Warafin: anticoagulant, avoid high risk activity
Ticlopidine, clopodogrel, aspirin: antiplatelet
ACE inhibitors (rampipril, enalapril): decrease BP
Calcium channel blockers (nimodipine): decrease BP, increase exercise capacity in patients with angina
Diuretics (hydrocholothiazide): decrease BP
What is the difference between motor recovery and functional recovery?
Motor recovery: strength, functional capacity
Functional recovery: OT focus, feeding, dressing, hygiene, cooking, regain independence
What are the 3 steps of assessment and risk stratification?
- Current level of PA
- Presence of signs or symptoms and/or known cardiovascular, metabolic, or renal disease
- Desired exercise intensity
What signs or symptoms are you looking for with step 2 of the assessment?
- Pain/discomfort in chest, neck, jaw, arms
- Shortness of breath at rest or mild exertion
- Dizziness or syncope (loss of consciousness)
- Orthopnea or paroxysmal nocturnal dyspnea
- Ankle edema
- Palpitations or tachycardia
- Intermittent claudication
- Heart murmur
- Unusual fatigue
What 2 things do you need for intake history?

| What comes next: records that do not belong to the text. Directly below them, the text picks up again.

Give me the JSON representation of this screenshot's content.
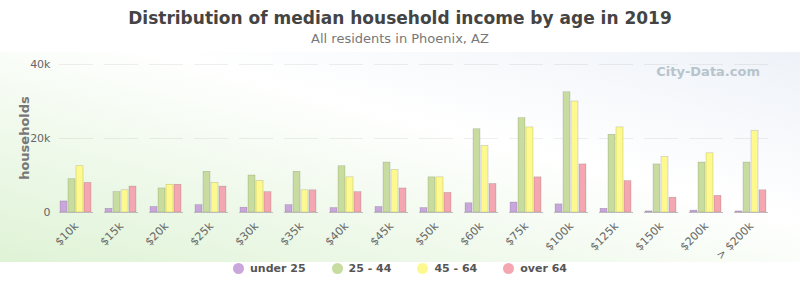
{
  "chart_data": {
    "type": "bar",
    "title": "Distribution of median household income by age in 2019",
    "subtitle": "All residents in Phoenix, AZ",
    "y_label": "households",
    "annotations": [
      "City-Data.com"
    ],
    "categories": [
      "$10k",
      "$15k",
      "$20k",
      "$25k",
      "$30k",
      "$35k",
      "$40k",
      "$45k",
      "$50k",
      "$60k",
      "$75k",
      "$100k",
      "$125k",
      "$150k",
      "$200k",
      "> $200k"
    ],
    "series": [
      {
        "name": "under 25",
        "color": "#c9a6dc",
        "values": [
          3000,
          1000,
          1500,
          2000,
          1300,
          2000,
          1200,
          1500,
          1200,
          2500,
          2700,
          2200,
          1000,
          300,
          500,
          300
        ]
      },
      {
        "name": "25 - 44",
        "color": "#c8dc9f",
        "values": [
          9000,
          5500,
          6500,
          11000,
          10000,
          11000,
          12500,
          13500,
          9500,
          22500,
          25500,
          32500,
          21000,
          13000,
          13500,
          13500
        ]
      },
      {
        "name": "45 - 64",
        "color": "#fdf98e",
        "values": [
          12500,
          6000,
          7500,
          8000,
          8500,
          6000,
          9500,
          11500,
          9500,
          18000,
          23000,
          30000,
          23000,
          15000,
          16000,
          22000
        ]
      },
      {
        "name": "over 64",
        "color": "#f4a7b0",
        "values": [
          8000,
          7000,
          7500,
          7000,
          5500,
          6000,
          5500,
          6500,
          5300,
          7700,
          9500,
          13000,
          8500,
          4000,
          4500,
          6000
        ]
      }
    ],
    "ylim": [
      0,
      40000
    ],
    "yticks": [
      0,
      {
        "value": 20000,
        "label": "20k"
      },
      {
        "value": 40000,
        "label": "40k"
      }
    ],
    "grid": true,
    "legend": "bottom"
  }
}
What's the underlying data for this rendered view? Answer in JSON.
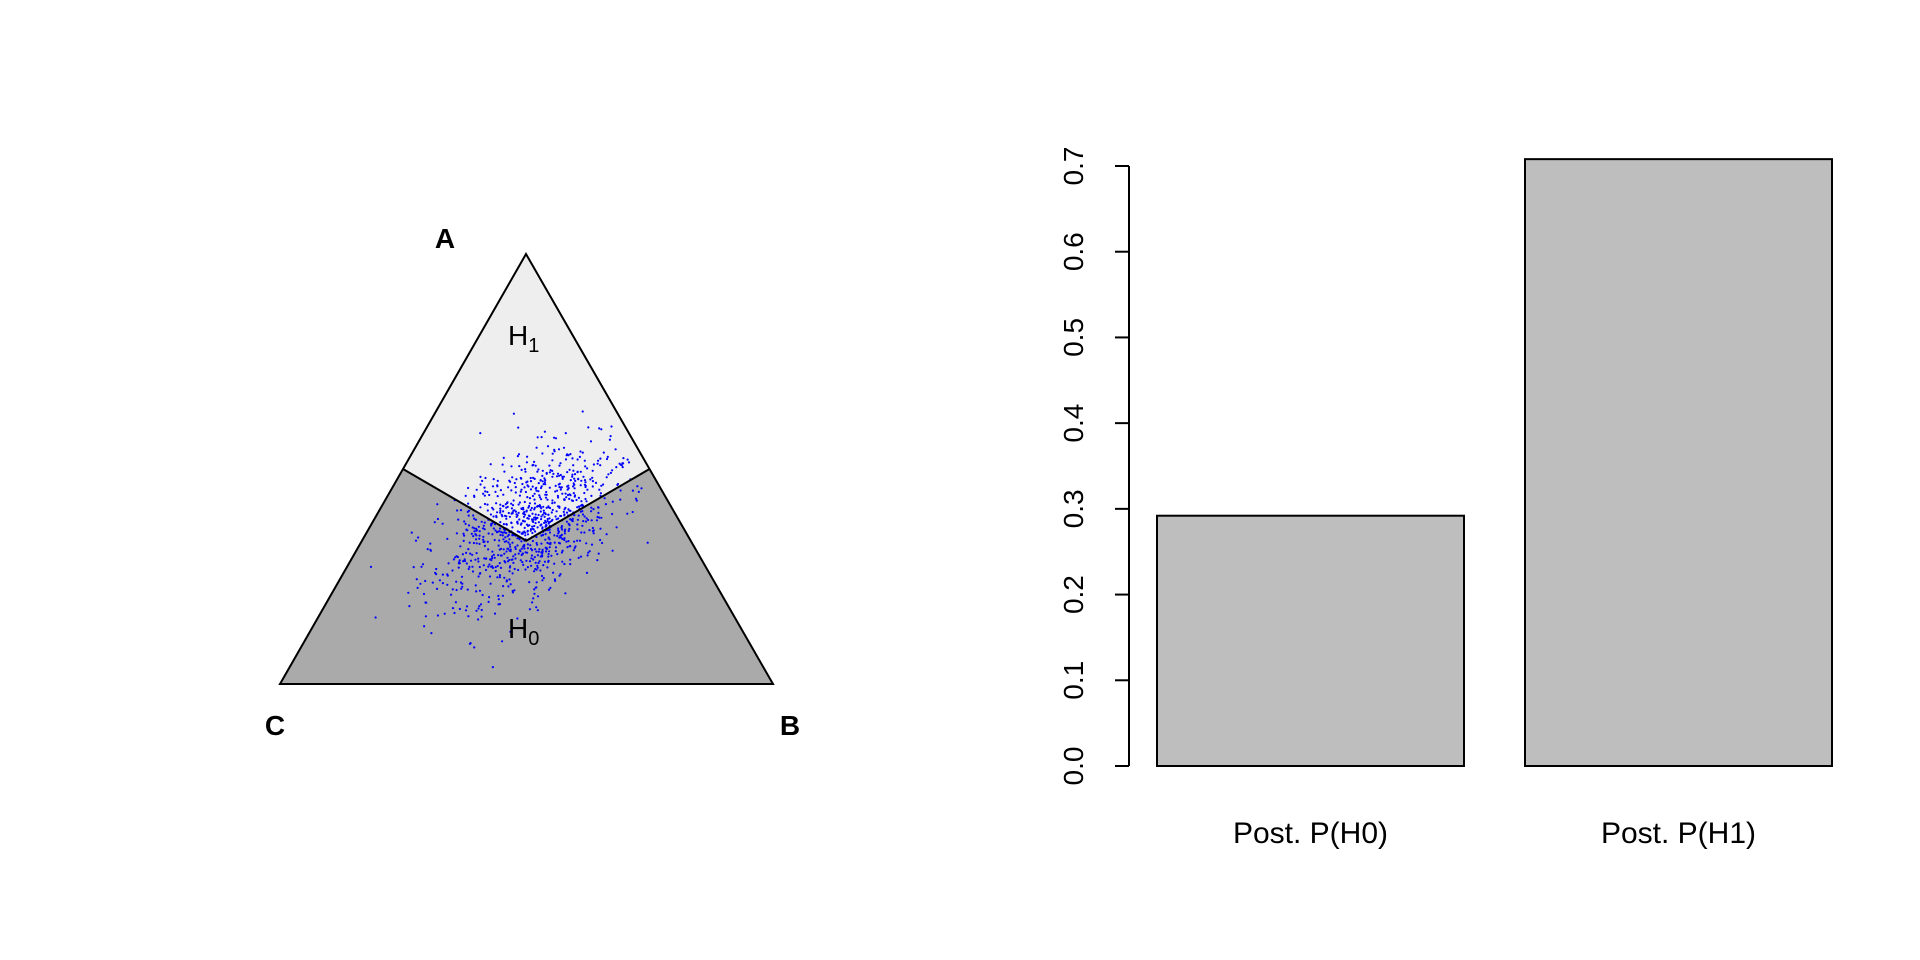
{
  "chart_data": [
    {
      "type": "scatter",
      "subtype": "ternary",
      "vertices": [
        "A",
        "B",
        "C"
      ],
      "regions": [
        {
          "name": "H",
          "sub": "1",
          "color": "#eeeeee"
        },
        {
          "name": "H",
          "sub": "0",
          "color": "#aaaaaa"
        }
      ],
      "point_color": "#0000ff",
      "point_count": 1000,
      "center": {
        "A": 0.37,
        "B": 0.32,
        "C": 0.31
      },
      "spread": 0.1
    },
    {
      "type": "bar",
      "categories": [
        "Post. P(H0)",
        "Post. P(H1)"
      ],
      "values": [
        0.292,
        0.708
      ],
      "ylim": [
        0,
        0.7
      ],
      "yticks": [
        "0.0",
        "0.1",
        "0.2",
        "0.3",
        "0.4",
        "0.5",
        "0.6",
        "0.7"
      ],
      "bar_color": "#bebebe",
      "xlabel": "",
      "ylabel": ""
    }
  ]
}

- Gather a comprehensive medical and physcial activity history
- Establish client’s desired goals and outcomes
What are the essentials for intake history?

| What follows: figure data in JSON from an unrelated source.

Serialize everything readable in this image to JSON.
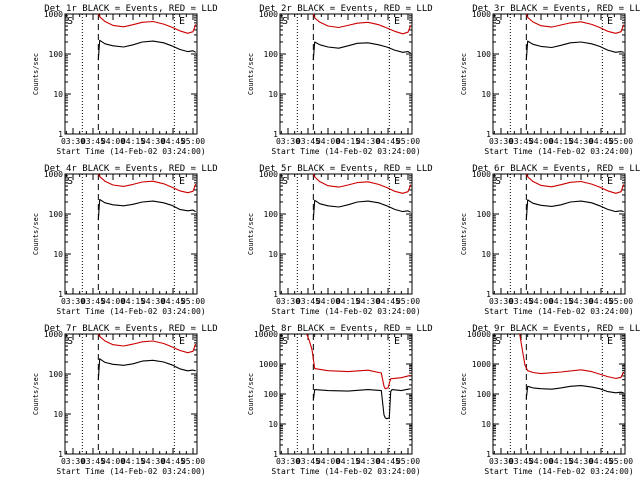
{
  "figure": {
    "time_ticks": [
      "03:30",
      "03:45",
      "04:00",
      "04:15",
      "04:30",
      "04:45",
      "05:00"
    ],
    "x_axis_label": "Start Time (14-Feb-02 03:24:00)",
    "y_axis_label": "Counts/sec",
    "marker_S": "S",
    "marker_E": "E"
  },
  "chart_data": [
    {
      "type": "line",
      "title": "Det 1r BLACK = Events, RED = LLD",
      "xlabel": "Start Time (14-Feb-02 03:24:00)",
      "ylabel": "Counts/sec",
      "yscale": "log",
      "yticks": [
        1,
        10,
        100,
        1000
      ],
      "ylim": [
        1,
        1000
      ],
      "xlim": [
        "03:24",
        "05:03"
      ],
      "x_ticks": [
        "03:30",
        "03:45",
        "04:00",
        "04:15",
        "04:30",
        "04:45",
        "05:00"
      ],
      "legend": "none",
      "grid": false,
      "dotted_lines_x": [
        "03:37",
        "04:46"
      ],
      "dashed_line_x": "03:49",
      "markers": {
        "S": "03:24",
        "E": "04:48"
      },
      "series": [
        {
          "color": "#000000",
          "x": [
            "03:49",
            "03:50",
            "03:54",
            "04:00",
            "04:08",
            "04:15",
            "04:22",
            "04:30",
            "04:38",
            "04:44",
            "04:50",
            "04:56",
            "05:00",
            "05:02"
          ],
          "y": [
            70,
            220,
            180,
            160,
            150,
            170,
            200,
            210,
            190,
            160,
            130,
            115,
            120,
            110
          ]
        },
        {
          "color": "#cc0000",
          "x": [
            "03:49",
            "03:50",
            "03:54",
            "04:00",
            "04:08",
            "04:15",
            "04:22",
            "04:30",
            "04:38",
            "04:44",
            "04:50",
            "04:56",
            "05:00",
            "05:02"
          ],
          "y": [
            1000,
            850,
            650,
            520,
            480,
            540,
            620,
            650,
            560,
            470,
            380,
            330,
            360,
            550
          ]
        }
      ]
    },
    {
      "type": "line",
      "title": "Det 2r BLACK = Events, RED = LLD",
      "xlabel": "Start Time (14-Feb-02 03:24:00)",
      "ylabel": "Counts/sec",
      "yscale": "log",
      "yticks": [
        1,
        10,
        100,
        1000
      ],
      "ylim": [
        1,
        1000
      ],
      "xlim": [
        "03:24",
        "05:03"
      ],
      "x_ticks": [
        "03:30",
        "03:45",
        "04:00",
        "04:15",
        "04:30",
        "04:45",
        "05:00"
      ],
      "legend": "none",
      "grid": false,
      "dotted_lines_x": [
        "03:37",
        "04:46"
      ],
      "dashed_line_x": "03:49",
      "markers": {
        "S": "03:24",
        "E": "04:48"
      },
      "series": [
        {
          "color": "#000000",
          "x": [
            "03:49",
            "03:50",
            "03:54",
            "04:00",
            "04:08",
            "04:15",
            "04:22",
            "04:30",
            "04:38",
            "04:44",
            "04:50",
            "04:56",
            "05:00",
            "05:02"
          ],
          "y": [
            70,
            200,
            170,
            150,
            140,
            160,
            185,
            190,
            170,
            150,
            125,
            110,
            115,
            105
          ]
        },
        {
          "color": "#cc0000",
          "x": [
            "03:49",
            "03:50",
            "03:54",
            "04:00",
            "04:08",
            "04:15",
            "04:22",
            "04:30",
            "04:38",
            "04:44",
            "04:50",
            "04:56",
            "05:00",
            "05:02"
          ],
          "y": [
            1000,
            800,
            620,
            500,
            460,
            520,
            590,
            620,
            540,
            450,
            370,
            320,
            350,
            520
          ]
        }
      ]
    },
    {
      "type": "line",
      "title": "Det 3r BLACK = Events, RED = LLD",
      "xlabel": "Start Time (14-Feb-02 03:24:00)",
      "ylabel": "Counts/sec",
      "yscale": "log",
      "yticks": [
        1,
        10,
        100,
        1000
      ],
      "ylim": [
        1,
        1000
      ],
      "xlim": [
        "03:24",
        "05:03"
      ],
      "x_ticks": [
        "03:30",
        "03:45",
        "04:00",
        "04:15",
        "04:30",
        "04:45",
        "05:00"
      ],
      "legend": "none",
      "grid": false,
      "dotted_lines_x": [
        "03:37",
        "04:46"
      ],
      "dashed_line_x": "03:49",
      "markers": {
        "S": "03:24",
        "E": "04:48"
      },
      "series": [
        {
          "color": "#000000",
          "x": [
            "03:49",
            "03:50",
            "03:54",
            "04:00",
            "04:08",
            "04:15",
            "04:22",
            "04:30",
            "04:38",
            "04:44",
            "04:50",
            "04:56",
            "05:00",
            "05:02"
          ],
          "y": [
            70,
            210,
            175,
            155,
            145,
            165,
            190,
            200,
            180,
            155,
            125,
            110,
            115,
            110
          ]
        },
        {
          "color": "#cc0000",
          "x": [
            "03:49",
            "03:50",
            "03:54",
            "04:00",
            "04:08",
            "04:15",
            "04:22",
            "04:30",
            "04:38",
            "04:44",
            "04:50",
            "04:56",
            "05:00",
            "05:02"
          ],
          "y": [
            1000,
            820,
            630,
            510,
            470,
            530,
            600,
            640,
            550,
            460,
            370,
            330,
            360,
            540
          ]
        }
      ]
    },
    {
      "type": "line",
      "title": "Det 4r BLACK = Events, RED = LLD",
      "xlabel": "Start Time (14-Feb-02 03:24:00)",
      "ylabel": "Counts/sec",
      "yscale": "log",
      "yticks": [
        1,
        10,
        100,
        1000
      ],
      "ylim": [
        1,
        1000
      ],
      "xlim": [
        "03:24",
        "05:03"
      ],
      "x_ticks": [
        "03:30",
        "03:45",
        "04:00",
        "04:15",
        "04:30",
        "04:45",
        "05:00"
      ],
      "legend": "none",
      "grid": false,
      "dotted_lines_x": [
        "03:37",
        "04:46"
      ],
      "dashed_line_x": "03:49",
      "markers": {
        "S": "03:24",
        "E": "04:48"
      },
      "series": [
        {
          "color": "#000000",
          "x": [
            "03:49",
            "03:50",
            "03:54",
            "04:00",
            "04:08",
            "04:15",
            "04:22",
            "04:30",
            "04:38",
            "04:44",
            "04:50",
            "04:56",
            "05:00",
            "05:02"
          ],
          "y": [
            70,
            230,
            190,
            170,
            160,
            175,
            200,
            210,
            190,
            165,
            130,
            120,
            125,
            115
          ]
        },
        {
          "color": "#cc0000",
          "x": [
            "03:49",
            "03:50",
            "03:54",
            "04:00",
            "04:08",
            "04:15",
            "04:22",
            "04:30",
            "04:38",
            "04:44",
            "04:50",
            "04:56",
            "05:00",
            "05:02"
          ],
          "y": [
            1000,
            860,
            660,
            530,
            490,
            550,
            630,
            660,
            570,
            470,
            380,
            340,
            370,
            560
          ]
        }
      ]
    },
    {
      "type": "line",
      "title": "Det 5r BLACK = Events, RED = LLD",
      "xlabel": "Start Time (14-Feb-02 03:24:00)",
      "ylabel": "Counts/sec",
      "yscale": "log",
      "yticks": [
        1,
        10,
        100,
        1000
      ],
      "ylim": [
        1,
        1000
      ],
      "xlim": [
        "03:24",
        "05:03"
      ],
      "x_ticks": [
        "03:30",
        "03:45",
        "04:00",
        "04:15",
        "04:30",
        "04:45",
        "05:00"
      ],
      "legend": "none",
      "grid": false,
      "dotted_lines_x": [
        "03:37",
        "04:46"
      ],
      "dashed_line_x": "03:49",
      "markers": {
        "S": "03:24",
        "E": "04:48"
      },
      "series": [
        {
          "color": "#000000",
          "x": [
            "03:49",
            "03:50",
            "03:54",
            "04:00",
            "04:08",
            "04:15",
            "04:22",
            "04:30",
            "04:38",
            "04:44",
            "04:50",
            "04:56",
            "05:00",
            "05:02"
          ],
          "y": [
            70,
            220,
            180,
            160,
            150,
            170,
            200,
            210,
            190,
            160,
            130,
            115,
            120,
            110
          ]
        },
        {
          "color": "#cc0000",
          "x": [
            "03:49",
            "03:50",
            "03:54",
            "04:00",
            "04:08",
            "04:15",
            "04:22",
            "04:30",
            "04:38",
            "04:44",
            "04:50",
            "04:56",
            "05:00",
            "05:02"
          ],
          "y": [
            1000,
            840,
            640,
            510,
            470,
            530,
            610,
            640,
            550,
            460,
            370,
            330,
            360,
            540
          ]
        }
      ]
    },
    {
      "type": "line",
      "title": "Det 6r BLACK = Events, RED = LLD",
      "xlabel": "Start Time (14-Feb-02 03:24:00)",
      "ylabel": "Counts/sec",
      "yscale": "log",
      "yticks": [
        1,
        10,
        100,
        1000
      ],
      "ylim": [
        1,
        1000
      ],
      "xlim": [
        "03:24",
        "05:03"
      ],
      "x_ticks": [
        "03:30",
        "03:45",
        "04:00",
        "04:15",
        "04:30",
        "04:45",
        "05:00"
      ],
      "legend": "none",
      "grid": false,
      "dotted_lines_x": [
        "03:37",
        "04:46"
      ],
      "dashed_line_x": "03:49",
      "markers": {
        "S": "03:24",
        "E": "04:48"
      },
      "series": [
        {
          "color": "#000000",
          "x": [
            "03:49",
            "03:50",
            "03:54",
            "04:00",
            "04:08",
            "04:15",
            "04:22",
            "04:30",
            "04:38",
            "04:44",
            "04:50",
            "04:56",
            "05:00",
            "05:02"
          ],
          "y": [
            70,
            225,
            185,
            165,
            155,
            170,
            200,
            210,
            190,
            160,
            130,
            115,
            120,
            115
          ]
        },
        {
          "color": "#cc0000",
          "x": [
            "03:49",
            "03:50",
            "03:54",
            "04:00",
            "04:08",
            "04:15",
            "04:22",
            "04:30",
            "04:38",
            "04:44",
            "04:50",
            "04:56",
            "05:00",
            "05:02"
          ],
          "y": [
            1000,
            850,
            650,
            520,
            480,
            540,
            620,
            650,
            560,
            470,
            380,
            330,
            360,
            550
          ]
        }
      ]
    },
    {
      "type": "line",
      "title": "Det 7r BLACK = Events, RED = LLD",
      "xlabel": "Start Time (14-Feb-02 03:24:00)",
      "ylabel": "Counts/sec",
      "yscale": "log",
      "yticks": [
        1,
        10,
        100,
        1000
      ],
      "ylim": [
        1,
        1000
      ],
      "xlim": [
        "03:24",
        "05:03"
      ],
      "x_ticks": [
        "03:30",
        "03:45",
        "04:00",
        "04:15",
        "04:30",
        "04:45",
        "05:00"
      ],
      "legend": "none",
      "grid": false,
      "dotted_lines_x": [
        "03:37",
        "04:46"
      ],
      "dashed_line_x": "03:49",
      "markers": {
        "S": "03:24",
        "E": "04:48"
      },
      "series": [
        {
          "color": "#000000",
          "x": [
            "03:49",
            "03:50",
            "03:54",
            "04:00",
            "04:08",
            "04:15",
            "04:22",
            "04:30",
            "04:38",
            "04:44",
            "04:50",
            "04:56",
            "05:00",
            "05:02"
          ],
          "y": [
            70,
            240,
            195,
            175,
            165,
            180,
            210,
            220,
            200,
            170,
            135,
            120,
            125,
            120
          ]
        },
        {
          "color": "#cc0000",
          "x": [
            "03:49",
            "03:50",
            "03:54",
            "04:00",
            "04:08",
            "04:15",
            "04:22",
            "04:30",
            "04:38",
            "04:44",
            "04:50",
            "04:56",
            "05:00",
            "05:02"
          ],
          "y": [
            1000,
            870,
            670,
            540,
            500,
            560,
            640,
            670,
            580,
            480,
            390,
            340,
            370,
            570
          ]
        }
      ]
    },
    {
      "type": "line",
      "title": "Det 8r BLACK = Events, RED = LLD",
      "xlabel": "Start Time (14-Feb-02 03:24:00)",
      "ylabel": "Counts/sec",
      "yscale": "log",
      "yticks": [
        1,
        10,
        100,
        1000,
        10000
      ],
      "ylim": [
        1,
        10000
      ],
      "xlim": [
        "03:24",
        "05:03"
      ],
      "x_ticks": [
        "03:30",
        "03:45",
        "04:00",
        "04:15",
        "04:30",
        "04:45",
        "05:00"
      ],
      "legend": "none",
      "grid": false,
      "dotted_lines_x": [
        "03:37",
        "04:46"
      ],
      "dashed_line_x": "03:49",
      "markers": {
        "S": "03:24",
        "E": "04:48"
      },
      "series": [
        {
          "color": "#000000",
          "x": [
            "03:49",
            "03:50",
            "04:00",
            "04:15",
            "04:30",
            "04:40",
            "04:42",
            "04:43",
            "04:44",
            "04:46",
            "04:47",
            "04:48",
            "04:55",
            "05:02"
          ],
          "y": [
            60,
            140,
            130,
            125,
            140,
            130,
            20,
            16,
            15,
            16,
            120,
            140,
            130,
            150
          ]
        },
        {
          "color": "#cc0000",
          "x": [
            "03:44",
            "03:46",
            "03:48",
            "03:50",
            "04:00",
            "04:15",
            "04:30",
            "04:40",
            "04:42",
            "04:43",
            "04:45",
            "04:47",
            "04:55",
            "05:02"
          ],
          "y": [
            10000,
            6000,
            3000,
            700,
            600,
            560,
            620,
            500,
            180,
            150,
            160,
            320,
            350,
            420
          ]
        }
      ]
    },
    {
      "type": "line",
      "title": "Det 9r BLACK = Events, RED = LLD",
      "xlabel": "Start Time (14-Feb-02 03:24:00)",
      "ylabel": "Counts/sec",
      "yscale": "log",
      "yticks": [
        1,
        10,
        100,
        1000,
        10000
      ],
      "ylim": [
        1,
        10000
      ],
      "xlim": [
        "03:24",
        "05:03"
      ],
      "x_ticks": [
        "03:30",
        "03:45",
        "04:00",
        "04:15",
        "04:30",
        "04:45",
        "05:00"
      ],
      "legend": "none",
      "grid": false,
      "dotted_lines_x": [
        "03:37",
        "04:46"
      ],
      "dashed_line_x": "03:49",
      "markers": {
        "S": "03:24",
        "E": "04:48"
      },
      "series": [
        {
          "color": "#000000",
          "x": [
            "03:49",
            "03:50",
            "03:54",
            "04:00",
            "04:08",
            "04:15",
            "04:22",
            "04:30",
            "04:38",
            "04:44",
            "04:50",
            "04:56",
            "05:00",
            "05:02"
          ],
          "y": [
            70,
            180,
            160,
            150,
            145,
            160,
            180,
            190,
            170,
            150,
            120,
            110,
            115,
            110
          ]
        },
        {
          "color": "#cc0000",
          "x": [
            "03:44",
            "03:46",
            "03:48",
            "03:50",
            "03:54",
            "04:00",
            "04:15",
            "04:30",
            "04:38",
            "04:44",
            "04:50",
            "04:56",
            "05:00",
            "05:02"
          ],
          "y": [
            10000,
            3000,
            900,
            600,
            520,
            480,
            540,
            640,
            560,
            460,
            380,
            330,
            360,
            540
          ]
        }
      ]
    }
  ]
}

- Reason for referral/consultation
- Demographics
- History or current conditions
- Current medications
- Past medical history
- Family history
- PA history
- Social history
What 5 things do you need to know about the patients current medical regimen? What 2 things are of importance to know?
- Name of drug
- Frequency
- Dose
- Time taken
- Time for therapeutic effect
- Does the drug have exercise response?
- Are there side effects that would affect client’s performance during exercise/safety?